RUSH: They don’t care. It’s more than they don’t know. When they find out what it is, they mock it, they make fun of it, or they ignore it. They don’t care. This is the thing. The elite establishment does not have its roots in the Constitution. It doesn’t have its roots in the American founding or in the separation of powers or any of the rule of law, none of that, none of the things that really are the glue that hold the country together. That’s not who they are. They are purposely, they are expressly established to be immune from all of those constraints. That’s the point.

CALLER: (unintelligible) — to in a way that the ivy greed group has been trained for takeovers rather than take-throughs? And Trump’s business acumen has been into establishing business to take business from one point to another, from start to finish, start to success. This group of people, like you said, they don’t care, but they’ve been trained for takeovers. The sad part is with their none constitutionality thought is that it’s all predicated on the very voters that put them in.

We saw this when Boehner and all of the others got in because of Obama, and he was made House speaker. He should have been on his knees instead of crying in gratitude, he should have been on his knees humbled enough to the very Republican voters, because they’re not the ones that voted him in. He got in because we voted against Obama. And that turnover in 2010 wasn’t a reflection of Republican accolades. It was Democrat offsets.

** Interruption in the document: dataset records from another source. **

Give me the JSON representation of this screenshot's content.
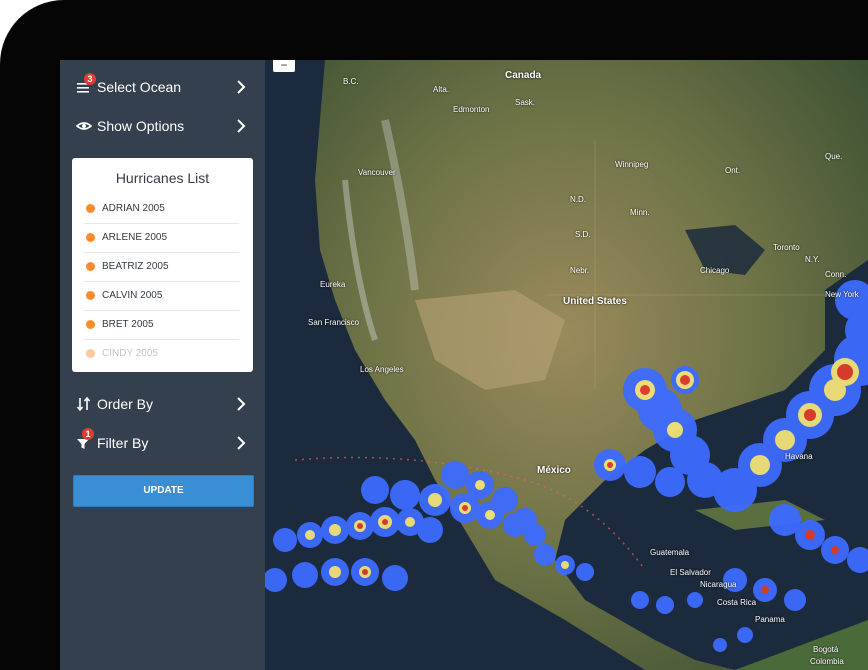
{
  "sidebar": {
    "select_ocean": {
      "label": "Select Ocean",
      "badge": "3"
    },
    "show_options": {
      "label": "Show Options"
    },
    "hurricanes": {
      "title": "Hurricanes List",
      "items": [
        {
          "label": "ADRIAN 2005"
        },
        {
          "label": "ARLENE 2005"
        },
        {
          "label": "BEATRIZ 2005"
        },
        {
          "label": "CALVIN 2005"
        },
        {
          "label": "BRET 2005"
        },
        {
          "label": "CINDY 2005"
        }
      ]
    },
    "order_by": {
      "label": "Order By"
    },
    "filter_by": {
      "label": "Filter By",
      "badge": "1"
    },
    "update_label": "UPDATE"
  },
  "map": {
    "zoom_out": "−",
    "labels": {
      "canada": "Canada",
      "bc": "B.C.",
      "alta": "Alta.",
      "sask": "Sask.",
      "edmonton": "Edmonton",
      "vancouver": "Vancouver",
      "winnipeg": "Winnipeg",
      "que": "Que.",
      "ont": "Ont.",
      "nd": "N.D.",
      "minn": "Minn.",
      "sd": "S.D.",
      "toronto": "Toronto",
      "ny": "N.Y.",
      "conn": "Conn.",
      "newyork": "New York",
      "chicago": "Chicago",
      "eureka": "Eureka",
      "sanfrancisco": "San Francisco",
      "losangeles": "Los Angeles",
      "unitedstates": "United States",
      "nebr": "Nebr.",
      "mexico": "México",
      "havana": "Havana",
      "guatemala": "Guatemala",
      "elsalvador": "El Salvador",
      "nicaragua": "Nicaragua",
      "costarica": "Costa Rica",
      "panama": "Panama",
      "bogota": "Bogotá",
      "colombia": "Colombia"
    }
  },
  "colors": {
    "sidebar_bg": "#34404d",
    "accent": "#3a8fd4",
    "badge": "#e03c31",
    "list_dot": "#ff8a2a",
    "track_outer": "#3d6bff",
    "track_mid": "#f2e37a",
    "track_core": "#e23b2b"
  },
  "icons": {
    "select_ocean": "layers-icon",
    "show_options": "eye-icon",
    "order_by": "sort-icon",
    "filter_by": "filter-icon",
    "chevron": "chevron-right-icon"
  }
}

I’ve lived in Kentucky for 12 years. I’ve lived in Arizona. I’ve been under McCain. I’ve been under McConnell. I’ve been in Florida. And it’s the same thing. But you asked a very important question. You said, what’s the answer to this? They’re not afraid of the answer. They’re afraid of the questions. Quite frankly, they’re not smart enough to put something together. They’re really not. We’d be in a better position to hand this over to Walmart and have it become Walmed, you know, or Home Depot or Target —

RUSH: That is exactly right, and that is my point! They are not equipped. Why do we think they are? Because we turn everything into a law, and therefore only select few — of course, it’s virtue of election can write our laws and so forth. But you’re exactly right. Walmart, Apple, any number of private sector concerns could come up with a better website, a better health care access point, a better health care plan that is suited for the government that has roots in the private sector and free enterprise, competition, market prices and all that, absolutely right. That is another way, great way you’ve restated my point.

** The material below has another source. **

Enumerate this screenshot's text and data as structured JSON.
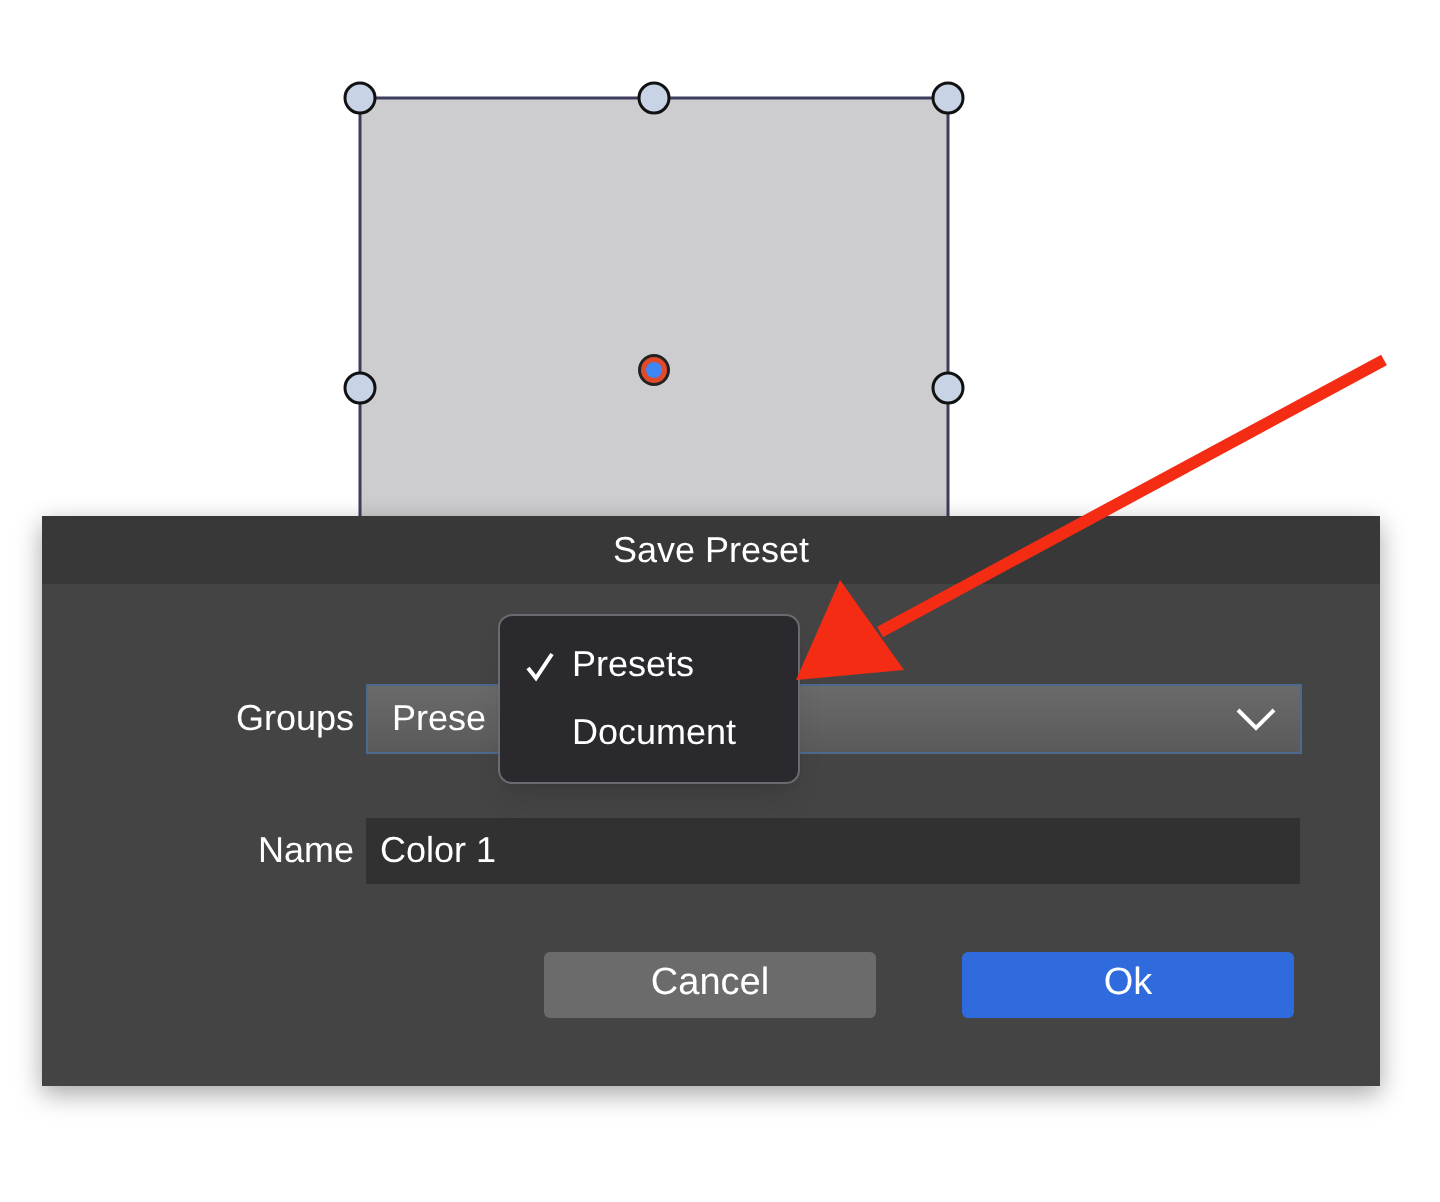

CALLER: Well, thank you, Rush. It’s great talking with you, and keep plowing on, and let’s rally the base and force them to whatever plan they do, to put them on it.

RUSH: I think the base is — look, I agree with, but we’re not at that point here. Well, I say we’re not at that point. I don’t think we have anywhere near agreement that Obamacare needs to be repealed, so whether or not it’s repealed and then eventually replaced with something, yeah, members of Congress have to live with what they put us in, absolutely right. But we’re not there yet, in the timeline of events.

But, yeah, that is so well stated. Walmart could do a better job. That Home Depot, which, by the way, Home Depot, who’s Home Depot? Home Depot is Ken Langone and Arthur Blank and one other, they’re the three people that founded that company. Arthur Blank now owns the Atlanta Falcons, and Langone owns everything he touches. (laughing)

Now, Langone’s an establishment Republican, though. He leans to the right, but he would know full well how to do this. Langone even was smart enough to avoid Bernie Madoff. While everybody else couldn’t wait to get in with Bernie, Langone said something about this smells. This is after Bernie had pitched him on a new separate fund while everything was falling apart, Langone sniffed it.